Para Guilherme Pereira, o ano 2021 começou com uma boa notícia. A 13 de janeiro, a Agência Europeia para a Segurança Alimentar (EFSA, European Food Safety Authority) deu o seu parecer favorável sobre a larva da farinha (Tenebrio molitor), o primeiro inseto a ser considerado seguro para consumo humano. Agora, o engenheiro alimentar e um dos fundadores da empresa Portugal Bugs está em contagem decrescente para dar início à comercialização dos produtos alimentares que tem vindo a produzir nos últimos cinco anos.
O estudo da larva da farinha surgiu após o pedido da empresa francesa de produção de insetos para alimentos, Agronutris, e, com o parecer positivo da EFSA, a Comissão Europeia tem até sete meses para aprovar e passar este parecer a norma. “Esta primeira avaliação de risco da EFSA de um inseto como um novo alimento pode abrir caminho para a primeira aprovação em toda a União Europeia. A nossa avaliação de risco é uma etapa decisiva e necessária na regulamentação de novos alimentos, apoiando os reguladores de políticas na UE na tomada de decisões com base científica e garantindo a segurança dos consumidores”, explicou o investigador Ermolaos Ververis.
Apesar de produzir 30 a 40 quilos por mês de larvas e grilos, que resultam depois em seis a sete quilos de farinha, a Portugal Bugs não podia comercializar os produtos alimentares.
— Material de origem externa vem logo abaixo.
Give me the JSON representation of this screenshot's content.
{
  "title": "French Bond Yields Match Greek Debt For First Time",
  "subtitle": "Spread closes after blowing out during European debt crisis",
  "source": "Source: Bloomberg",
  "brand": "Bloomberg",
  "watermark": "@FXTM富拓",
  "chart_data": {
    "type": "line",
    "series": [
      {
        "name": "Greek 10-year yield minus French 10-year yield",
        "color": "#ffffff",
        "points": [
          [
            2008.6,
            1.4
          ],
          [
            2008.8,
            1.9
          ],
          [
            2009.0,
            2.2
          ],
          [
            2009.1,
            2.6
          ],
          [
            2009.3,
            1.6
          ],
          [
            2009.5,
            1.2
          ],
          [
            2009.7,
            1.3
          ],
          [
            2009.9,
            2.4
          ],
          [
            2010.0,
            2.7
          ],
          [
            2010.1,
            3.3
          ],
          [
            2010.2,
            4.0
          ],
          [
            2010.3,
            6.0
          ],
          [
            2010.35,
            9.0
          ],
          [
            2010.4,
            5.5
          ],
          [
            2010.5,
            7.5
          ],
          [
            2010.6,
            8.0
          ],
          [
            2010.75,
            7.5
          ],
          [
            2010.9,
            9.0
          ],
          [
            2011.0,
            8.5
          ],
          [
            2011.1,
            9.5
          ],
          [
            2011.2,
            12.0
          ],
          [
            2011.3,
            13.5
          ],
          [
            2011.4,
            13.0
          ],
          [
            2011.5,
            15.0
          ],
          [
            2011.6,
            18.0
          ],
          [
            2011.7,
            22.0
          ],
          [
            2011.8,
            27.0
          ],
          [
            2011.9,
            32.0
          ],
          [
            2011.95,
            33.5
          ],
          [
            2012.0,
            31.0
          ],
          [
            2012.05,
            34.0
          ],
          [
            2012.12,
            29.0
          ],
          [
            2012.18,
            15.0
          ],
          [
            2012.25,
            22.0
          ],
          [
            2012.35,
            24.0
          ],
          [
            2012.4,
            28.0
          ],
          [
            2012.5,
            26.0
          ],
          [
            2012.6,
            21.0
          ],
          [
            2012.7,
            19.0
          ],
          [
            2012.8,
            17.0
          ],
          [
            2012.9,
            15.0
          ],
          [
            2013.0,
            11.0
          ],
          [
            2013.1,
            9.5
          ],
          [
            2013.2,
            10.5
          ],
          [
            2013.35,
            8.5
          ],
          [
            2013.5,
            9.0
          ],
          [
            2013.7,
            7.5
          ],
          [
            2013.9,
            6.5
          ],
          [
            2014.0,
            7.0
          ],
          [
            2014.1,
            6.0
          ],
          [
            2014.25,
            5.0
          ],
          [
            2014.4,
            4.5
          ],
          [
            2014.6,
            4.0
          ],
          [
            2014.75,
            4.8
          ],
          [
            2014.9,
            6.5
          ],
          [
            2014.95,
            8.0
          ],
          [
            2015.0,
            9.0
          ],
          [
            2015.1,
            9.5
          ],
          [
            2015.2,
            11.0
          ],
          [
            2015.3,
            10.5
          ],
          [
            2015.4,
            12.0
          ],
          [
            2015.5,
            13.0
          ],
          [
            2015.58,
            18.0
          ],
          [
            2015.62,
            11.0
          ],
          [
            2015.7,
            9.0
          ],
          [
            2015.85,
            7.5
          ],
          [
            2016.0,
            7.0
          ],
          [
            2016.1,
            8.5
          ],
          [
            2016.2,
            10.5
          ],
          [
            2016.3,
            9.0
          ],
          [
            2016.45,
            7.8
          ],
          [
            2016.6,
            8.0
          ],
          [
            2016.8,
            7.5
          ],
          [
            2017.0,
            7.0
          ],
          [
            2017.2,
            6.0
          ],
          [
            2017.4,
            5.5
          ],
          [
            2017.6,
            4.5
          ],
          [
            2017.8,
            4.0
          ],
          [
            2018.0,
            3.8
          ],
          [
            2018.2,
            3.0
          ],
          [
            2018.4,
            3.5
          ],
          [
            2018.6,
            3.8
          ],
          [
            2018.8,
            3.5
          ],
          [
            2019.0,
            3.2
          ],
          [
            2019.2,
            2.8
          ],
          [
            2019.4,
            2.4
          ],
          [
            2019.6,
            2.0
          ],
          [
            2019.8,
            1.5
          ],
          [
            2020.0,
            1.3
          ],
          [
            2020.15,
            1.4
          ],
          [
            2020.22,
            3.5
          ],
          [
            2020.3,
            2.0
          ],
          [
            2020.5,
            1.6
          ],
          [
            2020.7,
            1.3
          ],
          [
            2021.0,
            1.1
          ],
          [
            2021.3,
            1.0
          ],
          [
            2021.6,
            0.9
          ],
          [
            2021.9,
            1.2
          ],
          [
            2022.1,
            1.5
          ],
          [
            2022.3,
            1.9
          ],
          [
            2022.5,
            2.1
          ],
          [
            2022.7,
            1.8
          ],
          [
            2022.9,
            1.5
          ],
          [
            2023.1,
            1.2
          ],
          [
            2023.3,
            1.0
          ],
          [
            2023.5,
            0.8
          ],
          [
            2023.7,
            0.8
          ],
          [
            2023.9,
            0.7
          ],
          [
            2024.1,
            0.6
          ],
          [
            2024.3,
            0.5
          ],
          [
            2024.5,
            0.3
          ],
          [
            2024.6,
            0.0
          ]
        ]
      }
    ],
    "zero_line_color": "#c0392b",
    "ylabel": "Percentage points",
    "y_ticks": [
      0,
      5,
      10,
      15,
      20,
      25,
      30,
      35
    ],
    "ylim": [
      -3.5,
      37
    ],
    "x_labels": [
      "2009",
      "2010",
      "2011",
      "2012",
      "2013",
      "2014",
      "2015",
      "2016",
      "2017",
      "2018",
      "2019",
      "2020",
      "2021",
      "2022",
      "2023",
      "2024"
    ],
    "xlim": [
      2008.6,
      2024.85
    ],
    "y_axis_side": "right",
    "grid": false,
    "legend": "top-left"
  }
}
Até ao verão, Guilherme Pereira espera ver as barras proteicas, bolachas, chocolates, massas e insetos desidratados com sabores à venda nas prateleiras dos supermercados e nas lojas online.
A chamada “farinha amarela” vai funcionar como um suplemento. Por exemplo, ao fazer um bolo, bolachas ou biscoitos pode-se usar 80% de farinha de trigo e 20% de ‘farinha amarela’, “ganha valor proteico, gorduras essenciais como Omega 6 e Omega 3, vitaminas B12 e B5 e fibras probióticas”. Outras utilizações sugeridas por Guilherme Pereira passam por insetos desidratados para substituir o bacon crocante numa massa; salgados podem acompanhar uma cerveja, à semelhança de um snack como se fosse um amendoim; topping num chocolate caseiro.
Mas, nem todas as pessoas poderão ingerir insetos. O parecer da EFSA alerta mesmo que estas iguarias não são aconselháveis a quem é alérgico a crustáceos e ao pó – essas pessoas podem sofrer uma reação à larva (Tenebrio molitor), seja ingerida em pó como parte de uma receita ou como um aperitivo crocante.
Giovanni Sogari, investigador social e de consumo da Universidade de Parma, explica que a repulsa de muitos consumidores em relação a produtos alimentares à base de insetos pode eventualmente diminuir. “Existem razões cognitivas derivadas das nossas experiências sociais e culturais – o chamado ‘yuck factor’ – que tornam a ideia de comer insetos repelente para muitos europeus. Com o tempo e exposição, essas atitudes podem mudar.”
Alimentos à base de insetos há muito tempo que são vistos como parte da solução para reduzir a emissão de gases de efeito estufa na produção de alimentos. A larva amarela (Tenebrio molitor) é uma espécie de inseto que pertence à família dos Tenebrionidae, ou escaravelho escuro. Geralmente são alimentados com farinha ou farelo de trigo, embora sejam omnívoros. Os ovos são separados dos adultos em acasalamento por uma técnica de peneira para que as larvas possam crescer separadamente. O processo de pós-colheita inclui o enxaguamento das larvas, matando-as por imersão em água a ferver até cinco minutos e desidratação em fornos, embalagem e armazenamento.
Para Mario Mazzocchi, economista e professor da Universidade de Bolonha, “há benefícios ambientais e económicos claros se se substituirem as fontes tradicionais de proteínas animais por aquelas que requerem menos ração, produzem menos resíduos e resultam em menos emissões de gases de efeito estufa. Custos e preços mais baixos podem aumentar a segurança alimentar e a nova demanda abrirá oportunidades económicas também, mas isso também pode afetar os setores existentes.”